Expression profile of C. trogii under different conditions.
Ct001 has a wide spectrum of carbon sources that it can use (carbon utilization ability), and it can produce fruiting bodies on a variety of natural substrates (see Fig. S3A in the supplemental material). The optimal growth rate of Ct001 at 35°C compared to that at 25°C under all of the tested conditions confirmed the high-temperature adaptation ability of this organism (Fig. S3B and C). To investigate the molecular mechanisms of high-temperature adaptation in C. trogii, RNA-Seq analysis of mycelia cultured on different carbon sources and different temperatures, as well as during the different developmental stages of Ct001, was conducted (Fig. 4A and B).
FIG 4
Expression profile of C. trogii diploid strain Ct001 under different conditions. (A) Different developmental stages of C. trogii. M, mycelium; P, primordium; FB, fruiting body. (B) Growth status of mycelia cultured on different carbon sources and at different temperatures. MM, glucose; SM, sucrose; LM, lignin; CM, cellulose; XM, xylan; PDA, potato dextrose agar. (C) Heatmap of differentially expressed genes under different conditions. “Carbon” indicates the carbon source. The Z-score is the standardized value of transcripts per million for each gene.

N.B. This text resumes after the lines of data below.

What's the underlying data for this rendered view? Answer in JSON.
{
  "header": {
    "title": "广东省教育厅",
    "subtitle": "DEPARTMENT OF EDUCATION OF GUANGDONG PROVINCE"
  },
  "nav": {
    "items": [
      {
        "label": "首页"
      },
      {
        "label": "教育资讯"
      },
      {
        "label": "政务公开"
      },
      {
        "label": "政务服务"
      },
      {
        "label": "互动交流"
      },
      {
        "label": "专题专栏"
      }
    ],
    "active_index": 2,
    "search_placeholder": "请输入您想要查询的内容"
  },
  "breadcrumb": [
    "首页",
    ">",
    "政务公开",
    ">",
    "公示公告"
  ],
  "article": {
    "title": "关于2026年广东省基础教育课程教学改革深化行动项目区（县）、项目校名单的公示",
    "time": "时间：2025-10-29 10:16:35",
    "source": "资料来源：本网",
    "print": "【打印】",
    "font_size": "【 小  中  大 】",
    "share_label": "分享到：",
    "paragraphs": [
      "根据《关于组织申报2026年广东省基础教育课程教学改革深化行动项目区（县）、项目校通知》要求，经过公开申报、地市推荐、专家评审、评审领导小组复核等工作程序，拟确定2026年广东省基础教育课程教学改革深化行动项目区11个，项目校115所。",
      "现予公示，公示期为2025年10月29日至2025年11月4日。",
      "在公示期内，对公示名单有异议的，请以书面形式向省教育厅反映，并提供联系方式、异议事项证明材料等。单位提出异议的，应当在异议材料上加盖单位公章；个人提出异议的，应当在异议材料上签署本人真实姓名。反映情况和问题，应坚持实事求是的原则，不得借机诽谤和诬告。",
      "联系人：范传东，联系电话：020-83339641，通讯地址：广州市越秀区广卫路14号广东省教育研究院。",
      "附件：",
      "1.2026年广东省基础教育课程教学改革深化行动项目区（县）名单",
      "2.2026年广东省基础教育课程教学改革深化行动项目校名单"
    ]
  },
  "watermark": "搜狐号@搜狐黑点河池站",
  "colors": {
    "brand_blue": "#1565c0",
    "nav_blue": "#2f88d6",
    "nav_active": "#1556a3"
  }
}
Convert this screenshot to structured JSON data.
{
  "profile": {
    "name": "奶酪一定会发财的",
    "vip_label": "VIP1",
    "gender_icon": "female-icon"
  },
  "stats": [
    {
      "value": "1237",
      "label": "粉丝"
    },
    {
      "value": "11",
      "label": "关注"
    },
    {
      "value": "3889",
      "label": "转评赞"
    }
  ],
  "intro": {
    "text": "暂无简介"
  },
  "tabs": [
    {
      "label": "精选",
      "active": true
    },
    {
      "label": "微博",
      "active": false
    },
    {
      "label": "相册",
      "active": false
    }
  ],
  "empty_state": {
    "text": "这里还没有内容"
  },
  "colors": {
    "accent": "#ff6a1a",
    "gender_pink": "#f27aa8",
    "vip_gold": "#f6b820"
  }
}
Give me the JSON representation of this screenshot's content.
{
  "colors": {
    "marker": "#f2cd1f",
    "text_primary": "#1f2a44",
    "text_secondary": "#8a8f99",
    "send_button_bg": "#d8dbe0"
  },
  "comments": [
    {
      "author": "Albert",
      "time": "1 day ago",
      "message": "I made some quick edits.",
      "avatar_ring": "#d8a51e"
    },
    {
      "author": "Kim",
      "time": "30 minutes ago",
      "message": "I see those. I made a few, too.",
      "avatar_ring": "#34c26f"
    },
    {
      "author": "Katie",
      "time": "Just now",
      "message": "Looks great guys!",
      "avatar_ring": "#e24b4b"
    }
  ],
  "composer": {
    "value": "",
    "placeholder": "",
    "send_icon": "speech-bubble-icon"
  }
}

Expression profile of C. trogii diploid strain Ct001 under different conditions. (A) Different developmental stages of C. trogii. M, mycelium; P, primordium; FB, fruiting body. (B) Growth status of mycelia cultured on different carbon sources and at different temperatures. MM, glucose; SM, sucrose; LM, lignin; CM, cellulose; XM, xylan; PDA, potato dextrose agar. (C) Heatmap of differentially expressed genes under different conditions. “Carbon” indicates the carbon source. The Z-score is the standardized value of transcripts per million for each gene.Specific expression was observed under different conditions (developmental stages, carbon sources, or temperatures) (Fig. 4C). During different developmental stages, 2,628 differentially expressed genes (DEGs) (vegetative mycelia versus primordia) and 430 DEGs (primordia versus fruiting bodies) were identified (see Fig. S4C in the supplemental material), and these developmental DEGs were enriched in hydrolase activity, polysaccharide catabolic process, and aromatic compound catabolic process. A total of 2,243 carbon-related DEGs were identified (Fig. S4A), and these genes were enriched in functions of heme binding, monooxygenase activity, and the polysaccharide/aromatic compound/glucan/cellulose catabolic process. A total of 45 overlapping temperature-related DEGs were identified in growth on all six carbon groups, while this number was 155 under any combination of five different carbon groups (Fig. S4B); these 155 DEGs were enriched in chaperone complex and cellular response to unfolded/misfolded proteins. Notably, four HSP20 genes (HSP20.5 to HSP20.8) were differentially expressed under all of the tested conditions and showed extremely high expression levels at 35°C.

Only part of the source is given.